Combien gagnent vraiment les médecins ?
Dans le Figaro Magazine du 17 septembre Martine Betti Cusso s’interroge sur le malaise d’une profession disparate qui regroupe 216 145 praticiens « médecins de campagne et professeurs des CHU, salariés des dispensaires, internes, généralistes ou spécialistes de ville (…) à tarifs conventionnés ou libres ». Le Dr André Deseur, du Conseil de l’Ordre dépeint leur blues en ces termes : «une lassitude grandissante face aux lourdeurs administratives. […] Le sentiment profond de perdre sa liberté d’exercice et d’être au service d’un système administratif au détriment de la qualité des soins». Autre raison avancée : le salaire qui n’est plus ce qu’il était. « Le mythe du médecin riche a vécu constate la journaliste pour qui « les rémunérations moyennes (…) ne compensent pas toujours les longues années d’études et les lourdes responsabilités ». Les émoluments varient selon les spécialités, pas moins de 48 répertoriées par le conseil de l’ordre. Avant imposition et après versements des frais professionnels, les généralistes perçoivent 69 825 euros net annuel tandis que la moyenne des spécialistes s’élève à 108 824 euros selon la Caisse autonome de retraite des médecins de France (CARMF). 1er enseignement « en fonction des disciplines, du mode d’exercice et de l’implantation géographique, les profits doublent voire triplent. » Au rang des spécialités les plus lucratives : la cancérologie, la chirurgie la radiologie, l’anesthésie. Le secteur 2 à tarif libre et naturellement plus rentable sauf pour la médecine générale et la cancérologie. Autre démonstration qui bat en brèche les idées reçues : un spécialiste exerçant dans une grande métropole peut être mieux rétribué que son confrère parisien. Quant à la grille de salaires du public « théoriquement la même pour tous », celle-ci peut varier de 35% du fait des gardes, astreintes, différentes indemnités sans parler de l’activité libérale exercée à l’hôpital. Un praticien hospitalier temps plein percevra en début de carrière 54 828 et en fin de carrière 94 789 tandis professeur des universités – praticien hospitalier sera rémunéra par le CHU et la faculté à hauteur de 78 730 euros en début de carrière et à 122 676 euros en fin de carrière.

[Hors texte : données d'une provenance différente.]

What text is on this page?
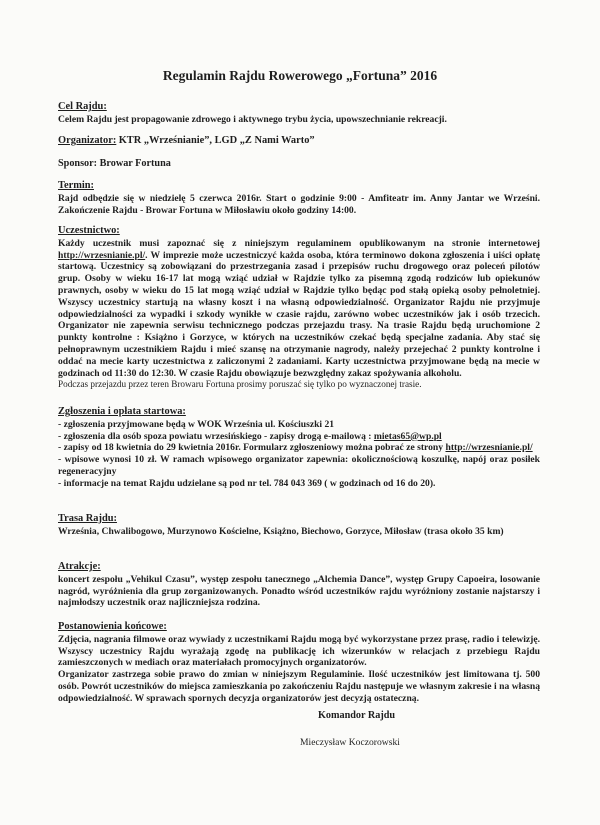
Regulamin Rajdu Rowerowego „Fortuna” 2016
Cel Rajdu:

Celem Rajdu jest propagowanie zdrowego i aktywnego trybu życia, upowszechnianie rekreacji.

Organizator: KTR „Wrześnianie”, LGD „Z Nami Warto”
Sponsor: Browar Fortuna
Termin:

Rajd odbędzie się w niedzielę 5 czerwca 2016r. Start o godzinie 9:00 - Amfiteatr im. Anny Jantar we Wrześni. Zakończenie Rajdu - Browar Fortuna w Miłosławiu około godziny 14:00.

Uczestnictwo:

Każdy uczestnik musi zapoznać się z niniejszym regulaminem opublikowanym na stronie internetowej http://wrzesnianie.pl/. W imprezie może uczestniczyć każda osoba, która terminowo dokona zgłoszenia i uiści opłatę startową. Uczestnicy są zobowiązani do przestrzegania zasad i przepisów ruchu drogowego oraz poleceń pilotów grup. Osoby w wieku 16-17 lat mogą wziąć udział w Rajdzie tylko za pisemną zgodą rodziców lub opiekunów prawnych, osoby w wieku do 15 lat mogą wziąć udział w Rajdzie tylko będąc pod stałą opieką osoby pełnoletniej. Wszyscy uczestnicy startują na własny koszt i na własną odpowiedzialność. Organizator Rajdu nie przyjmuje odpowiedzialności za wypadki i szkody wynikłe w czasie rajdu, zarówno wobec uczestników jak i osób trzecich. Organizator nie zapewnia serwisu technicznego podczas przejazdu trasy. Na trasie Rajdu będą uruchomione 2 punkty kontrolne : Książno i Gorzyce, w których na uczestników czekać będą specjalne zadania. Aby stać się pełnoprawnym uczestnikiem Rajdu i mieć szansę na otrzymanie nagrody, należy przejechać 2 punkty kontrolne i oddać na mecie karty uczestnictwa z zaliczonymi 2 zadaniami. Karty uczestnictwa przyjmowane będą na mecie w godzinach od 11:30 do 12:30. W czasie Rajdu obowiązuje bezwzględny zakaz spożywania alkoholu.

Podczas przejazdu przez teren Browaru Fortuna prosimy poruszać się tylko po wyznaczonej trasie.

Zgłoszenia i opłata startowa:

- zgłoszenia przyjmowane będą w WOK Września ul. Kościuszki 21

- zgłoszenia dla osób spoza powiatu wrzesińskiego - zapisy drogą e-mailową : mietas65@wp.pl

- zapisy od 18 kwietnia do 29 kwietnia 2016r. Formularz zgłoszeniowy można pobrać ze strony http://wrzesnianie.pl/

- wpisowe wynosi 10 zł. W ramach wpisowego organizator zapewnia: okolicznościową koszulkę, napój oraz posiłek regeneracyjny

- informacje na temat Rajdu udzielane są pod nr tel. 784 043 369 ( w godzinach od 16 do 20).

Trasa Rajdu:

Września, Chwalibogowo, Murzynowo Kościelne, Książno, Biechowo, Gorzyce, Miłosław (trasa około 35 km)

Atrakcje:

koncert zespołu „Vehikul Czasu”, występ zespołu tanecznego „Alchemia Dance”, występ Grupy Capoeira, losowanie nagród, wyróżnienia dla grup zorganizowanych. Ponadto wśród uczestników rajdu wyróżniony zostanie najstarszy i najmłodszy uczestnik oraz najliczniejsza rodzina.

Postanowienia końcowe:

Zdjęcia, nagrania filmowe oraz wywiady z uczestnikami Rajdu mogą być wykorzystane przez prasę, radio i telewizję. Wszyscy uczestnicy Rajdu wyrażają zgodę na publikację ich wizerunków w relacjach z przebiegu Rajdu zamieszczonych w mediach oraz materiałach promocyjnych organizatorów.

Organizator zastrzega sobie prawo do zmian w niniejszym Regulaminie. Ilość uczestników jest limitowana tj. 500 osób. Powrót uczestników do miejsca zamieszkania po zakończeniu Rajdu następuje we własnym zakresie i na własną odpowiedzialność. W sprawach spornych decyzja organizatorów jest decyzją ostateczną.

Komandor Rajdu
Mieczysław Koczorowski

Le dossier comprend aussi des tableaux sur la répartition des professions médicales par spécialités avec en tête les généralistes (93 384), les psychiatres (12 238), les anesthésistes réanimateurs (9 956) et chirurgiens (9 855)… Et le nombre des remplaçants frôle désormais les 10 000 praticiens, 9.903 très exactement.
Autre révélation de l’enquête : la prédilection des femmes pour la gynécologie à 90 %, l’endocrinologie et le métabolisme (71%) et la médecine du travail à (70%).